I’m honestly incredibly burned out. The self-advocacy that’s required in the health care system and publishing in life under capitalism—it’s all geared toward burnout. That’s how I’m feeling now. And it’s such a bizarre thing because you get to Mount Everest, to the peak of survivorship where I wrote the book, did the stem cell transplant, did all the things. Yet, I don’t necessarily get to enjoy the health of it. I’m obviously incredibly grateful for where I’m at right now, but it’s kind of maintaining this double-edged sword.

While the book is about cancer, it’s also about relationships. What effect did leukemia have on your relationships? 

I felt a lot of projections from people on how one should be a cancer patient. There’s no real guidebook on how to navigate cancer while treating everyone involved with dignity— whether it’s family, friends, the person that you’re in a relationship with, or people that you’re in relationships with. Ultimately, I found I was juggling everyone’s expectations, and a lot of them were silent, too. We’re all in this vacuum of assumptions.

Cancer ruptures a lot of personal traumas for people about their own relationships with cancer, illness, and disability. Compared to when I was 23, I have a lot more empathy now. That doesn’t mean certain things I experienced were OK. But now I realize no one knows how to handle cancer. No one knows how to handle illness. Even with the ongoing Covid pandemic, which is a mass-disabling event, and the genocides that are happening, we don’t know how to work through the grief that comes with these things. As a society, we need to question how we embrace grief and how we’re told not to. 

Bless the Blood goes beyond the traditional format of a memoir, in that it’s composed of poetry and short stories. Why did you decide to write your memoir in this fashion, and how do you feel your story is served through the use of these genres?

To be honest, I just know my strengths and skills. I grew up as a performance poet. I grew up writing short stories. I knew I could do poetry and short-form stories. When writing about a dense topic like cancer, I wanted to do so in a way that would hold young people’s attention, because this book is geared toward youth. And with poetry and short-form stories, you can pick the book up and put it down. I want young people to be able to do that. I wanted that level of accessibility.

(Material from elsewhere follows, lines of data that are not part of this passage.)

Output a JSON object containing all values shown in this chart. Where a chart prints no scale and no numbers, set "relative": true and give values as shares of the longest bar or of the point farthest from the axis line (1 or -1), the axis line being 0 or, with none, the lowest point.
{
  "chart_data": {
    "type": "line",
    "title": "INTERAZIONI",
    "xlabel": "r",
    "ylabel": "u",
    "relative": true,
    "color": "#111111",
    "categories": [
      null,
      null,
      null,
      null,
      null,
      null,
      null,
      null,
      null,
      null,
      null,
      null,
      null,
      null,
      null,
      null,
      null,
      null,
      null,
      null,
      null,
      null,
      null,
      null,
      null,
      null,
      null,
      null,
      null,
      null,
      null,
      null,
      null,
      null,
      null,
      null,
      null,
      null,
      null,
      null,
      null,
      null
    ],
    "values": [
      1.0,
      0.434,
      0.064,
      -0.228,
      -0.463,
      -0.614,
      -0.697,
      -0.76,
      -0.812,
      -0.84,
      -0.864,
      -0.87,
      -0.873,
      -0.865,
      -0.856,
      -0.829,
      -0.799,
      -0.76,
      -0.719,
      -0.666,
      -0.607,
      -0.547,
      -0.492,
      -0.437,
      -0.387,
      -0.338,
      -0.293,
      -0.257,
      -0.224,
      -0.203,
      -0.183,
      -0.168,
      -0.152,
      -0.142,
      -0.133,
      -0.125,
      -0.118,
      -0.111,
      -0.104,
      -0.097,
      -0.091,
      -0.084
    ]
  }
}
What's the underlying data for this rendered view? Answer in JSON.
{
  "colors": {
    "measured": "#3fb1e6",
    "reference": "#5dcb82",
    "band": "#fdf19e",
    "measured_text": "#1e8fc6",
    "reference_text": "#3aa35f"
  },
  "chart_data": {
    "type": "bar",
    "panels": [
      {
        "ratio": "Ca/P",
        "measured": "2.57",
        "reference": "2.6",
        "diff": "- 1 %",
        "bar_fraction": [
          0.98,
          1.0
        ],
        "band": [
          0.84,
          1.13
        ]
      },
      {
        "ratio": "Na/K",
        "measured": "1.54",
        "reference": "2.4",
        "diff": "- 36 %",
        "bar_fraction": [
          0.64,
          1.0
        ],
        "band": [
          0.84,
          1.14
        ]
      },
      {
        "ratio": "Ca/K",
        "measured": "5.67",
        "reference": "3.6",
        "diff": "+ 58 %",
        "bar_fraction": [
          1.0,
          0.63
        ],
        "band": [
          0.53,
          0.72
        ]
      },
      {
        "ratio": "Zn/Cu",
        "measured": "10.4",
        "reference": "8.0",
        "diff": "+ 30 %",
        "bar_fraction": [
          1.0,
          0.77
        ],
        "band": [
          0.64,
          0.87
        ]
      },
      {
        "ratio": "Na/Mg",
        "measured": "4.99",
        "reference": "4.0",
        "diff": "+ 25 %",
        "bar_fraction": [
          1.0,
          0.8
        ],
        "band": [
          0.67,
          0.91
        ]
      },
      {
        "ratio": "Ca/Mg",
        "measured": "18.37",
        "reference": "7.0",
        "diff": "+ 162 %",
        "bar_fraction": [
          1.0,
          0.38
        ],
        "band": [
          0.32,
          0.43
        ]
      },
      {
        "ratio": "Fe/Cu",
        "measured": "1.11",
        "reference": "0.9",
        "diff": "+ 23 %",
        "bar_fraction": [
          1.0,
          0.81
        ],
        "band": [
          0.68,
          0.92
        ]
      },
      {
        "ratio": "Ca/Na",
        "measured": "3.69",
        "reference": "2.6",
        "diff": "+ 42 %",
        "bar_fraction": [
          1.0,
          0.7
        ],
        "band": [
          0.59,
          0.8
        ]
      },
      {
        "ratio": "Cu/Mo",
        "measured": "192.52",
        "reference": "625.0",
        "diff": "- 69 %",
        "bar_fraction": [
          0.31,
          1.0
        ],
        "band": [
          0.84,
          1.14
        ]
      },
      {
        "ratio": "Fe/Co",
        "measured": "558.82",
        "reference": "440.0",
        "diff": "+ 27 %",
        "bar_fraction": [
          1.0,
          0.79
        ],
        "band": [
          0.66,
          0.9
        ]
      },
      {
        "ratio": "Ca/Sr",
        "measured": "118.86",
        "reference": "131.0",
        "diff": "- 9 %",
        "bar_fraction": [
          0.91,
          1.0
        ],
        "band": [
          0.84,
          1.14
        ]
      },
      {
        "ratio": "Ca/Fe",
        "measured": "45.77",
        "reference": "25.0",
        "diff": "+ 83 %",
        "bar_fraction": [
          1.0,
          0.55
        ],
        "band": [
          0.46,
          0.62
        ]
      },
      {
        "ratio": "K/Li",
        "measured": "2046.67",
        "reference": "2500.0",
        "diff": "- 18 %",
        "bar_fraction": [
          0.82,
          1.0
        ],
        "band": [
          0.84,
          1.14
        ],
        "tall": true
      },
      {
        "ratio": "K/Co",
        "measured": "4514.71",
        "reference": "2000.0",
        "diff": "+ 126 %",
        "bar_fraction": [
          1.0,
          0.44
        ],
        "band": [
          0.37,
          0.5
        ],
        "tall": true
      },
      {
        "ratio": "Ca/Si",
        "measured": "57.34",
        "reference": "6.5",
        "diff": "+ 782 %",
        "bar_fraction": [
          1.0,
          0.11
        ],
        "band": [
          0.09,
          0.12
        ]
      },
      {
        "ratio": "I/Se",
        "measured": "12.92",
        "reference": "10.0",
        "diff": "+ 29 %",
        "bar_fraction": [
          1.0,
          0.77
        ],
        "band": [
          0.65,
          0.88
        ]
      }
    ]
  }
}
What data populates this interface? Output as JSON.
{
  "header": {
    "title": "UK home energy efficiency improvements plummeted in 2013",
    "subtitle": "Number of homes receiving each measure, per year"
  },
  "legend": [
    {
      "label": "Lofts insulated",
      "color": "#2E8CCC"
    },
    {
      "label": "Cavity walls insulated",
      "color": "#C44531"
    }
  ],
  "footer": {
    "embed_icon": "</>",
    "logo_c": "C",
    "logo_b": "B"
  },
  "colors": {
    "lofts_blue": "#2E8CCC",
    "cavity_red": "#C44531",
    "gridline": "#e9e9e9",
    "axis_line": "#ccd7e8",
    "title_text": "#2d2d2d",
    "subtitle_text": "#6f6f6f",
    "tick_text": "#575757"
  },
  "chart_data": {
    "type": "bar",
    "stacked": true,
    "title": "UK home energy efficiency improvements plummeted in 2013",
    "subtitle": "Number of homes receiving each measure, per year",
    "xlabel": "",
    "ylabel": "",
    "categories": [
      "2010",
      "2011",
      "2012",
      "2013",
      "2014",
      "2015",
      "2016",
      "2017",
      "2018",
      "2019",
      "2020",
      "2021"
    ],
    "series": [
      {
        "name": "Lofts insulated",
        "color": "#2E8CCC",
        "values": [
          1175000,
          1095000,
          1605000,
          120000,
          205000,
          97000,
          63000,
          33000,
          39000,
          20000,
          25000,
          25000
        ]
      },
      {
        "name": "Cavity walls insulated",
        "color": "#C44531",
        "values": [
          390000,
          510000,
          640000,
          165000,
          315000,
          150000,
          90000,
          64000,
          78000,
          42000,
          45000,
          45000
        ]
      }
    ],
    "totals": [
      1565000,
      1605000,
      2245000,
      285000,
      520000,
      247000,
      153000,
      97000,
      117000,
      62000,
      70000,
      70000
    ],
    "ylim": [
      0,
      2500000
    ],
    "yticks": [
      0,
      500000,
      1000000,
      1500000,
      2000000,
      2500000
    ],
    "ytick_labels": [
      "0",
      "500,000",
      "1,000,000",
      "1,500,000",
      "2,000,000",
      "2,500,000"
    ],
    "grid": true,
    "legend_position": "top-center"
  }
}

It was never on my bingo card to write a book—never, ever. If you told me at age 19 or 20 that this would be happening, I’d be like, What is a performance poet doing publishing a memoir? But a lot of performance poetry and spoken word doesn’t subscribe to the rules of academia and other literature. I think that freed me in writing this book. That’s one part of it. The other part is that there’s this elasticity that comes with poetry and short stories because all of these are snapshots of feelings.

What do you hope that cancer survivors and survivors of violence, and those with no experience of cancer or violence, will get from reading Bless the Blood?

I’m proud that this book confronts emotions, that it confronts reality. It will make you feel something, whether you move through the world looking like me or not. I hope it touches on a deep vulnerability—that someone feels open to that vulnerability within them, especially in the times we’re living in. And I hope there’s some level of change and transformation.

Gina Murrell is a Black queer librarian, writer, and copy editor in New York.